The UK’s oil and gas industry regulator today launched the 30th North Sea bidding round with a large number of blocks in “mature areas” on the table.
The Oil and Gas Authority (OGA) has said the 30th offshore licensing round would be the “most significant” auction in the UK continental (UKCS) shelf in recent decades.
A total of 813 blocks or part blocks in the southern, central and northern North Sea, west of Shetland and the East Irish Sea are up for grabs.
Some of the areas were last made available more than 40 years ago and a large number of prospects and undeveloped discoveries are included.
Companies have until November 21 to submit applications for licences, with decisions on awards expected in the second quarter of 2018.
The OGA has laid on swathes of free information and data in an effort to make the licensing round appealing to North Sea businesses.

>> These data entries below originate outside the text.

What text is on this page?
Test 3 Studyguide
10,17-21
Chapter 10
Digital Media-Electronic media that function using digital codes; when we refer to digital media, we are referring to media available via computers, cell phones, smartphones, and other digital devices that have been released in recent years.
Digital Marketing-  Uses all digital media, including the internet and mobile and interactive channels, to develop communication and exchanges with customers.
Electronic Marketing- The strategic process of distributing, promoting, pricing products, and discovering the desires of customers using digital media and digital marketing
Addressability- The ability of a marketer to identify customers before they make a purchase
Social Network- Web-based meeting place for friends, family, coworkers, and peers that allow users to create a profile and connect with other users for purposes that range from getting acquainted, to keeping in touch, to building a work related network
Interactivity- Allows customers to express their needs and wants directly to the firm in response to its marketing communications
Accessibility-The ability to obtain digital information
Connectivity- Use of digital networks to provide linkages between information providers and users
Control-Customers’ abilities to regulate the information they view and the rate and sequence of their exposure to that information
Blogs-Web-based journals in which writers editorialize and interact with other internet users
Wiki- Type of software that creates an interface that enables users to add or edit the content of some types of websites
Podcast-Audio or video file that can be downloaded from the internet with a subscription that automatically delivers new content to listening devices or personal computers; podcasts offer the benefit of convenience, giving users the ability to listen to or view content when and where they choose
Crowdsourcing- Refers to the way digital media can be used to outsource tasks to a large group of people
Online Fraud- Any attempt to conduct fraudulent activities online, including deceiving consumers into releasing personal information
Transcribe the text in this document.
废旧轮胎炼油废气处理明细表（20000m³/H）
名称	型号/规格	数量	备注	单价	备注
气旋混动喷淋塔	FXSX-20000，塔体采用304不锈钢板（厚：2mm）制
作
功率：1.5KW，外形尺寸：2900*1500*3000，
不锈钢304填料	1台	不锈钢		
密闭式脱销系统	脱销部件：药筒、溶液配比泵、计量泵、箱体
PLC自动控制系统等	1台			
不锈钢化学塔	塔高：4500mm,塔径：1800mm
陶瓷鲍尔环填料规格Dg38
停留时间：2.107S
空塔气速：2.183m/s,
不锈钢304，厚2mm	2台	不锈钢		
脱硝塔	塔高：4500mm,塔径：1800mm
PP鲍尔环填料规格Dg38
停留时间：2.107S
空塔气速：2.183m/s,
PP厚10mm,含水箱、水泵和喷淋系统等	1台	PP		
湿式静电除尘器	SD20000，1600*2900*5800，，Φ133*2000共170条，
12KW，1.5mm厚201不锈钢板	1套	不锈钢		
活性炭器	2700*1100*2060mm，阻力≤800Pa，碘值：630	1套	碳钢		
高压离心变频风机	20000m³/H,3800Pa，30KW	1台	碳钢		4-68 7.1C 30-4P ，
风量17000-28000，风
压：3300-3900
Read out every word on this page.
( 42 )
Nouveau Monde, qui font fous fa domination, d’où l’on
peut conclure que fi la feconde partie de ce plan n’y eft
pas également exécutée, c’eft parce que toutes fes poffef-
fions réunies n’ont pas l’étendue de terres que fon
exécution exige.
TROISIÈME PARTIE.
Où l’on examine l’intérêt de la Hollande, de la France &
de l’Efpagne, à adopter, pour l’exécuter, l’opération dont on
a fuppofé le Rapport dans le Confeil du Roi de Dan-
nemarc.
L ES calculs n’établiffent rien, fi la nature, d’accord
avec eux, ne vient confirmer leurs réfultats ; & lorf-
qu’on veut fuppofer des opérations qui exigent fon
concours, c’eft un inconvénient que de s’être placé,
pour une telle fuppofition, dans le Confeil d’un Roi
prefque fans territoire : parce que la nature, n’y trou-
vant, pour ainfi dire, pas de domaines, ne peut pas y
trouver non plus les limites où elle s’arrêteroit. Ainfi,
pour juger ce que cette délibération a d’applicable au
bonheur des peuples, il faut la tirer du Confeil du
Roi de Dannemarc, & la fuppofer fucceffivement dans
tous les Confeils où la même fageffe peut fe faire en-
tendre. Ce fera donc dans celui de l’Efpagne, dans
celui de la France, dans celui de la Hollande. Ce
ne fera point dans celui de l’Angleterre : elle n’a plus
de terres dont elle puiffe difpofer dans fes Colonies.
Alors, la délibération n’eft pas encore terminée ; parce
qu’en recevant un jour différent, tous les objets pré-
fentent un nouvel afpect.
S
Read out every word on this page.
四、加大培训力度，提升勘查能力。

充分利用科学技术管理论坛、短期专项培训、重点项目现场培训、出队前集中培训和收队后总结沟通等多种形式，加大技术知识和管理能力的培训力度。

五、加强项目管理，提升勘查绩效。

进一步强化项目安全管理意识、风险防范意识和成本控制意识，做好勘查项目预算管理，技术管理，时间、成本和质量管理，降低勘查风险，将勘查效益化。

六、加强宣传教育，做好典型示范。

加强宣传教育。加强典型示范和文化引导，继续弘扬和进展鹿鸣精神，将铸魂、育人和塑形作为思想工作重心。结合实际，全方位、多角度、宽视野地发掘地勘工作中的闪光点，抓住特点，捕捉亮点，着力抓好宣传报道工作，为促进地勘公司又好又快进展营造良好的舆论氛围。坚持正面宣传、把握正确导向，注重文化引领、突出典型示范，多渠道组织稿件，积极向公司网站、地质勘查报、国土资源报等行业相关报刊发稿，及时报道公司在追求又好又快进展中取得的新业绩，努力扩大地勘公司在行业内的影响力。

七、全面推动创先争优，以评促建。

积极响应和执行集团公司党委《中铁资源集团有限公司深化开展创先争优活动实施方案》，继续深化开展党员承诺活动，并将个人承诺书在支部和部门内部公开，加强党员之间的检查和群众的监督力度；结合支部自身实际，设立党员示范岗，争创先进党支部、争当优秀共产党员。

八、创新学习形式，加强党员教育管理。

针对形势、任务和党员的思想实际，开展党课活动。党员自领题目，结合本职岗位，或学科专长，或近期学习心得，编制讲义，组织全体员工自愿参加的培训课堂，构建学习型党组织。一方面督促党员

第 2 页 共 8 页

It will hope that the 30th round can build on previous auctions.
Earlier this month, the regulator revealed that oil companies had snapped up 11 of the 14 blocks on offer during the supplementary 2016 North Sea bidding round.
In the 29th round, which focused on frontier areas, 25 licences for 111 blocks or part blocks were awarded to 17 companies.
OGA chief executive Andy Samuel said it was important that companies make good use of the information and data published by the regulator.
Mr Samuel said: “The 30th Licensing Round offers companies a significant opportunity to rebuild their portfolios, taking advantage of the flexible Innovate Licence, technology and improvements to the UKCS fiscal regime.
“These factors combined mean now is a very good time to invest on the UKCS.
“We are encouraging companies to take a fresh look at large areas of acreage, some of which has not been available since 1965, and make best use of the recently released information and new data packs to inform their applications.”
Paul de Leeuw, director of the Oil and Gas Institute at Robert Gordon University, has said that the renewed appetite for competition, as displayed in previous rounds, was a good omen for the North Sea.
But Prof de Leeuw warned that the 30th round’s success would be “heavily dependent” on on-going confidence in medium to long-term oil and gas prices.
Mike Tholen, Oil & Gas UK’s upstream policy director, said: “The launch of the 30th Offshore Licensing Round offers companies the exciting opportunity to bid for fresh acreage and an interesting inventory of yet to be developed discoveries.
“The OGA has worked closely with industry to prepare for the round and provide a wealth of data offering fresh insight on the potential of the UKCS.
“Cost effective deployment of technology will be critical to the success of the round and we support the 30th Round Technology Forum which the OGA and the Oil and Gas Technology Centre are co-hosting on 22 August 2017 to help make a success of the Licensing Round.
“Given the improved efficiency and cost effectiveness of the UKCS, the 30th Licensing Round has all the ingredients to prove successful for the UKCS, and indeed for the UK economy.”
The OGA said the 31st round would once more focus on frontier areas, including those covered by a £20million seismic acquisition campaign, which looked at the East Shetland Platform and South West Britain.
The new seismic data will be released after the current round closes in November.